Monday, December 25, 2006

anti-s(2)


c harfi

cinerama
your charms

anti-s


sıkıntı atlası yapıyoruz da antisıkıntı adlarını yazmıcak mıyız olur mu hiç
bkz.

h harfi

helldorado
a drinking song
eğlenerek dinleyiniz.

Sunday, December 24, 2006

ref. to hitchhiker's guide to the galaxy




sıkıntı rehberini açıyorsunuz
a dan z ye
başlıyorsunuz yazmaya ..bir nevi kendi sıkıntı rehberinizi hatta daha ötesi sıkıntı atlasınızı ,ansiklopedinizi oluşturuyorsunuz.

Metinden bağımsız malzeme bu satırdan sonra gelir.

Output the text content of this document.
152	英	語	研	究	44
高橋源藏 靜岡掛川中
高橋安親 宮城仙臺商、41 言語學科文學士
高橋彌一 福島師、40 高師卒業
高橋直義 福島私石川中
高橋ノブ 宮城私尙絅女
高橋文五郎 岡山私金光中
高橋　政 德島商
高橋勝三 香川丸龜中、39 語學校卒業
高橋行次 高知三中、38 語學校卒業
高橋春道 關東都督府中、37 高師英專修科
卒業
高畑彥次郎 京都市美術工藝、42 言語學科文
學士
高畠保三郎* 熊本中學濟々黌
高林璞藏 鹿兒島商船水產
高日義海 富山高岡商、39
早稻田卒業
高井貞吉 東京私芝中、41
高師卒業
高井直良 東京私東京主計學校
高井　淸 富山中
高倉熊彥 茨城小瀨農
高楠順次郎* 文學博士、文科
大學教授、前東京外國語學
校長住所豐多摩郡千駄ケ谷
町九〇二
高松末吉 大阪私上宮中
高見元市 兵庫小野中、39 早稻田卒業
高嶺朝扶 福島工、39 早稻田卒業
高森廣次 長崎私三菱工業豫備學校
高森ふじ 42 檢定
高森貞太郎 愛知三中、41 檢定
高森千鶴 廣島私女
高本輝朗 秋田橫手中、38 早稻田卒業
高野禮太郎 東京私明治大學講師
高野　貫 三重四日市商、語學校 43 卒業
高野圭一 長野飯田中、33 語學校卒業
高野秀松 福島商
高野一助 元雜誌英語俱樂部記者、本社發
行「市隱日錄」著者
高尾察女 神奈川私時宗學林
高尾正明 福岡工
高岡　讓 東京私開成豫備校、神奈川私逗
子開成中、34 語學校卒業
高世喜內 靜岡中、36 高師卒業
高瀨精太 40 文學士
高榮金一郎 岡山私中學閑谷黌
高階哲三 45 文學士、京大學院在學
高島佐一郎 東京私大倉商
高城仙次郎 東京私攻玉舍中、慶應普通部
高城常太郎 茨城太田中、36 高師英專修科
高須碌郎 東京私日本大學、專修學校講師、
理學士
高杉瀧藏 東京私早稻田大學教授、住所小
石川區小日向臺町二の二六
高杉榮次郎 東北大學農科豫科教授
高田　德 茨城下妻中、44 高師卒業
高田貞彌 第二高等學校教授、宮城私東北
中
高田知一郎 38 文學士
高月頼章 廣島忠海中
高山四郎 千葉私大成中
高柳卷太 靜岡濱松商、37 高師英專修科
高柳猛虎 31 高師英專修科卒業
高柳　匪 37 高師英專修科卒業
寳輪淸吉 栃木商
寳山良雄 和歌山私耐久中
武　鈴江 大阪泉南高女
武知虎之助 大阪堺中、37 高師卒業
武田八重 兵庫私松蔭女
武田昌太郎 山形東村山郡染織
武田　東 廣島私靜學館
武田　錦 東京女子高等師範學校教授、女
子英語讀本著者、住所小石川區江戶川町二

ben bugün öncelikle t harfinden başlıyacağım
tez
yaptığınız çalışmaların teorik ve deneysel olarak yazı bulmuş halidir.o kadar emek harcadığınız şeyi yazmak ne bu kadar zor olur orası ilginç tarafıdır.psikolojiniz değişir,hayata bakış açınızla oynar.geçici bir dönemdir(eğer geçer biterse) ama geçmez bilmez.o zaman su gibi akarken bir yandan da damlanın nanoda biri kadar yavaş hareket eder.paradokslarla birleşir.word akarsuyuna dökülür aynı oranda.
bu süreç içersinde etrafınızdakilere zarar verebilirsiniz,ya da size yararı dokunmayanlardan daha çok etkilenirsiniz.bardaktaki çayın bitmesi bile büyük problemdir.çekilmezsinizdir. örneğin blog unuza bile her gün yazdığınız şeyler dönüp dolaştır aynı kelimede birleşir.blog okuyucularına dolaylı yoldan işkence yapmaktır bu(tek teselliniz blog da arama yapmayı akıl edip tez çıkan her yazıyı es geçebilcek okuyuculara sahip olma ihtimalinizdir).
her saatin başlangıcı yeni bir çalışmaya oturuş her 40-45 geçeler 15 dk sonralara geçiştir.
ne yaptığınız farkında olmadan yarı ayık bir şekilde avareli andıran bir şekildegezinirsiniz,paniksinizdir ama panik sizi iyice engeller.sakinlik mi öyle bir şey var mıdır ki?
kendinize yapılacaklar listesi oluşturduğunuz bir deftere sahip olursunuz(tabi ona bakmayı da unutmazsanız iyi olur)
müziksiz geçmeyen günleriniz,yok müzik şimdi beni dağıtır aklımı karıştırır koparım hiçbirşey yapamam, ruhum yorguna dönüşür.
tükenirsiniz ama tükenmeye hakkınız yoktur.dklık kendinizden geçmeler normaldir,sonrasında toparlanma zorunluluğu katidir.ağlama krizleri dikkat çekici çoklukta olsa da normal davranışlar arasında yerini alır.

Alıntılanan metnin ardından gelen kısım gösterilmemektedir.